Additionally, minutes should include summaries of key points from reports to the board and of alternatives considered for important decisions. For instance, describe how the board evaluated bids for outsourcing IT work or chose a particular venue for a fundraising event. Another important component: The minutes should record action items — that is, follow-up work that will be needed — and who’ll be responsible. Last, all information in the minutes should be presented clearly and succinctly. 

There’s no particular requirement about how much detail should be recorded in your minutes. But attorneys often advise their clients to include enough information so that they can be offered as evidence that an action was properly taken and that directors fulfilled their fiduciary duties. When in doubt about the depth of detail to include in your minutes, consult your attorney.

Meeting privately

At times, your board likely will meet “behind closed doors” to discuss particularly sensitive or confidential issues, such as a staff dismissal or key person salaries. Details of these sessions shouldn’t be included in the board meeting minutes, although a notation should be made that the board moved to an executive session; the notation should provide the general topic of the conversation. Also be aware of your state’s Sunshine Laws that may require open meetings and outline exactly what must be documented. 

Details of an executive session can be communicated confidentially in some other form. Nonprofit attorneys sometimes advise their clients not to label this communication as “minutes.”  

Generally, your minutes should be ready for inspection by the next board meeting or within 60 days of the date of the original meeting, whichever comes first. IRS Form 990 asks whether there is “contemporaneous,” or timely, documentation of the board and board committee meetings in minutes or written actions. 

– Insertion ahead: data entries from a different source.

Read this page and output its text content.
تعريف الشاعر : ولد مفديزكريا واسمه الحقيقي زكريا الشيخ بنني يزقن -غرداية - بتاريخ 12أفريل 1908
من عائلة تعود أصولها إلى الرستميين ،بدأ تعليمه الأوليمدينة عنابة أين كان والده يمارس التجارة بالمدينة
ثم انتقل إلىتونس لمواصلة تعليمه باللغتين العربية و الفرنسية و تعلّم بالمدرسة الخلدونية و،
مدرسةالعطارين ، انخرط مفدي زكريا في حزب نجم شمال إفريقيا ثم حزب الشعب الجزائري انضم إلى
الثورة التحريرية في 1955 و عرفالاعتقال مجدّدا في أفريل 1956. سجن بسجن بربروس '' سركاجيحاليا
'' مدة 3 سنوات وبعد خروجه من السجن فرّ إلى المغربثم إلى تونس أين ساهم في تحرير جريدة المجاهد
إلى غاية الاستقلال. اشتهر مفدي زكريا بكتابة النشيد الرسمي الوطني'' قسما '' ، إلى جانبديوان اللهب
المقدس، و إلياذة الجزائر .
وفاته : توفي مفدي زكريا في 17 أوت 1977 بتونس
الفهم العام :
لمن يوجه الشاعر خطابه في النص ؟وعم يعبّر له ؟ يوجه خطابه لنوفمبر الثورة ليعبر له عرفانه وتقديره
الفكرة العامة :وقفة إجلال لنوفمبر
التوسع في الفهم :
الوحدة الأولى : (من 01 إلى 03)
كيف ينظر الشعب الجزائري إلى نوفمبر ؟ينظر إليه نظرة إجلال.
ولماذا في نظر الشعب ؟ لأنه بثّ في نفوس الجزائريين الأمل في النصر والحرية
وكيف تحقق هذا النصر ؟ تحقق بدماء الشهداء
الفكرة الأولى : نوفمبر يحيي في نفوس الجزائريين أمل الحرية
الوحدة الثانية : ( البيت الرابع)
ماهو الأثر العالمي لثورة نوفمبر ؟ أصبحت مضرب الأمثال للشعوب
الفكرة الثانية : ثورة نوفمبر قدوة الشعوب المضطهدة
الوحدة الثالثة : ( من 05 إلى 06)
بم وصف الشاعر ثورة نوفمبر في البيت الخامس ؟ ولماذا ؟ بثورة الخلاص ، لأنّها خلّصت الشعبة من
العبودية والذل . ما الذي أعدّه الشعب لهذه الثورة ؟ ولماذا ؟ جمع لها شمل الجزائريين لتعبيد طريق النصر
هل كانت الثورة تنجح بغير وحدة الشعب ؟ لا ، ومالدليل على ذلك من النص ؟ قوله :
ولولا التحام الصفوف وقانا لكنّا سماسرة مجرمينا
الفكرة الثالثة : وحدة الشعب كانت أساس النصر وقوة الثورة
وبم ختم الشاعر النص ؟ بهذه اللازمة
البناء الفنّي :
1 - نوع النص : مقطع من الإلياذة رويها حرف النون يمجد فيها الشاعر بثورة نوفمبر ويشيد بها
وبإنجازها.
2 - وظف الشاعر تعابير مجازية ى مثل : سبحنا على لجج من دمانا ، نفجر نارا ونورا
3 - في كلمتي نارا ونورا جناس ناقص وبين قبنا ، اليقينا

Understanding multiple uses 

If your organization is ever audited by the IRS, your meeting minutes likely are among the first documents the agency will request to see. Keep in mind that any attachments, exhibits and reports can be considered part of the minutes.

Meeting minutes also can serve as evidence in court. For example, if someone alleges that the board made a hasty decision in cutting a program, board meeting minutes can be used to present the data that was considered when making that decision.

Considering readability

Many not-for-profits today strive for transparency. But your board isn’t being open about its transactions if its meeting minutes are so abbreviated that only the keenest insider can understand the full meaning. 

The person assigned to take minutes at your organization’s board meetings should produce minutes that are a straightforward and complete report of all actions taken and the basis for any decisions. Simple and unambiguous wording works best.

With that goal in mind, it’s a good idea to have a second person review the meeting minutes. That person (as well as the original writer) should ask, “Would this report make sense if I hadn’t been at the meeting, and had been unfamiliar with the issues addressed? Would I be able to see at a glance the information provided and decisions made?” 

Holding up under inspection

Always keep in mind that the minutes of your board’s meetings can be viewed by many sets of eyes. Make sure that they show the real score.